We will put all the $\vec{u}$ vectors into a matrix called $U$, and factor out the length of each vector into a the matrix $\Sigma$. We factor out the lengths so that each $\vec{u}$ will have length 1, making $U$ an orthogonal matrix.

We found that the orthogonal matrix $V$ will be transformed into the still-orthogonal $U \Sigma$.

$AV = U \Sigma$

So why is this a desirable property for the singular value decomposition?

Well, here's one way that I think about it.

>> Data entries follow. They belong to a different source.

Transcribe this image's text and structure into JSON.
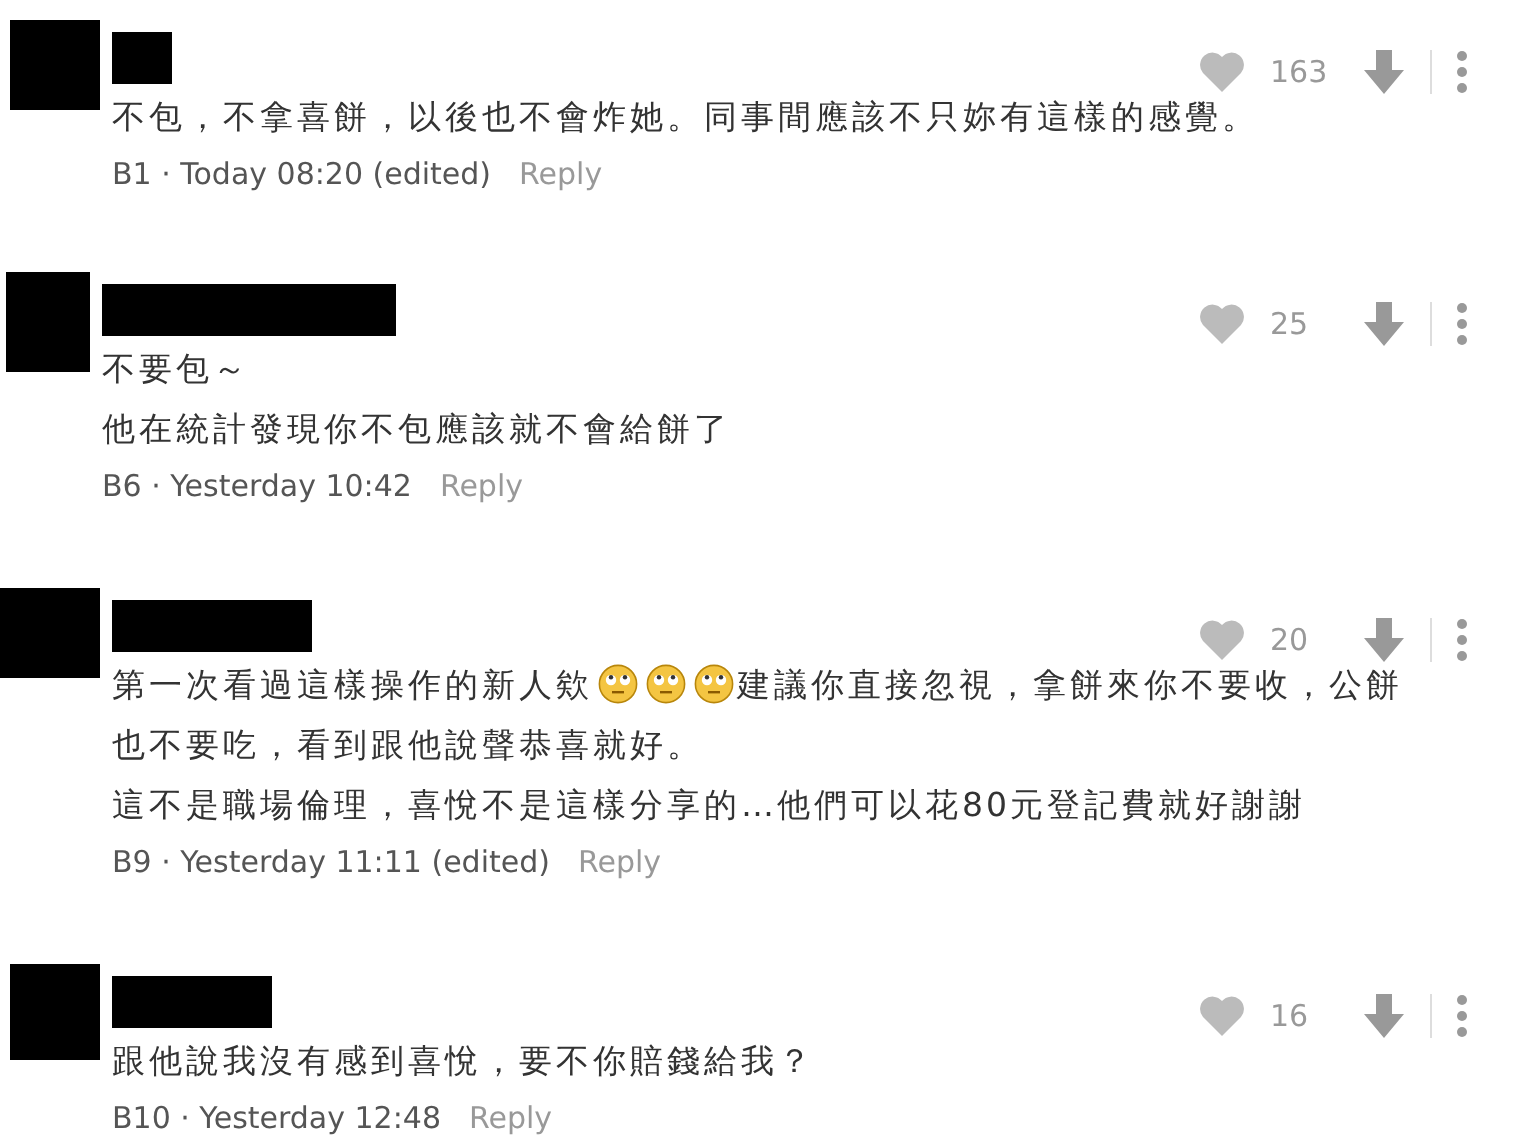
{
  "comments": [
    {
      "author_redacted": true,
      "likes": "163",
      "body": [
        [
          {
            "kind": "text",
            "text": "不包，不拿喜餅，以後也不會炸她。同事間應該不只妳有這樣的感覺。"
          }
        ]
      ],
      "meta": "B1 · Today 08:20 (edited)",
      "reply": "Reply"
    },
    {
      "author_redacted": true,
      "likes": "25",
      "body": [
        [
          {
            "kind": "text",
            "text": "不要包～"
          }
        ],
        [
          {
            "kind": "text",
            "text": "他在統計發現你不包應該就不會給餅了"
          }
        ]
      ],
      "meta": "B6 · Yesterday 10:42",
      "reply": "Reply"
    },
    {
      "author_redacted": true,
      "likes": "20",
      "body": [
        [
          {
            "kind": "text",
            "text": "第一次看過這樣操作的新人欸"
          },
          {
            "kind": "emoji"
          },
          {
            "kind": "emoji"
          },
          {
            "kind": "emoji"
          },
          {
            "kind": "text",
            "text": "建議你直接忽視，拿餅來你不要收，公餅"
          }
        ],
        [
          {
            "kind": "text",
            "text": "也不要吃，看到跟他說聲恭喜就好。"
          }
        ],
        [
          {
            "kind": "text",
            "text": "這不是職場倫理，喜悅不是這樣分享的…他們可以花80元登記費就好謝謝"
          }
        ]
      ],
      "meta": "B9 · Yesterday 11:11 (edited)",
      "reply": "Reply"
    },
    {
      "author_redacted": true,
      "likes": "16",
      "body": [
        [
          {
            "kind": "text",
            "text": "跟他說我沒有感到喜悅，要不你賠錢給我？"
          }
        ]
      ],
      "meta": "B10 · Yesterday 12:48",
      "reply": "Reply"
    }
  ]
}
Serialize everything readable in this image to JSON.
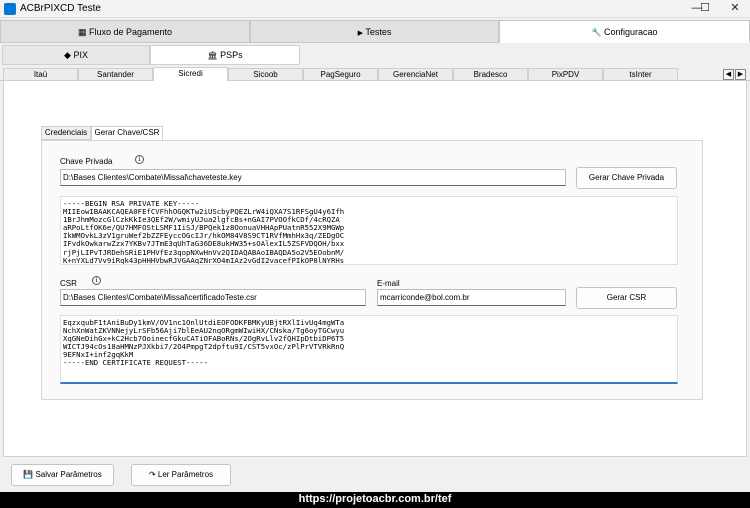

$A = U \Sigma V^T = \sigma_1 \vec{u}_1 \vec{v}^T _1 + ... + \sigma_n \vec{u}_n \vec{v}^T _n$

In this form, it becomes clear that each singular value corresponds to some rank 1 matrix that add up to form the complete $A$. In some sense, each singular value represents the "importance" or amount of influence that that rank 1 matrix has on $A$.

Since $U$ and $V$ are orthogonal, we know that all the elements in their product will be in the interval $[0, 1]$. So the singular value multiplying each of them tells the "importance" of that particular rank 1 matrix, or how much influence it has on the matrix $A$.

Having $U$ and $V$ be orthogonal matrices gives us more confidence that the singular values express the actual importance of that rank 1 matrix since we know its contribution will not be "undone" by one of the other rank 1 matrices.

To show what I mean by "undone," let me illustrate adding two non-orthogonal bases to express point $P$.

Note the area in red that I've marked with a sad face. Since $\vec{v}_1$ and $\vec{v}_2$ are not orthogonal, there is some redundancy in the direction that they encode. As a consequence, both $\vec{v}_1$ and $\vec{v}_2$ must have larger coefficients to express point $P$, and those coefficients aren't as meaningful because some of the magnitude of each of the vectors only "cancels out" that of the other, meaninglessly inflating the coefficients.

On the other hand, here is the same point $P$ expressed using an orthogonal basis:

Now none of $\vec{v}_1$ or $\vec{v}_2$'s magnitude is cancelling out the other, but they solely tell us information about $P$. In this case, both coefficients decreased, but this won't necessarily be true when switching to an orthogonal basis. The point is to show that with an orthogonal basis, the coefficients carry real meaning so we can make more well informed choices about interpreting them.

In the case of singular value decomposition, it is important to know that the coefficients actually tell us how much that rank 1 matrix contributes to the final matrix. One application of this is image compression. If we know certain rank 1 matrices don't contribute much to the final image, we can discard them. This means the image will require less information to encode with little sacrifice to its visual quality.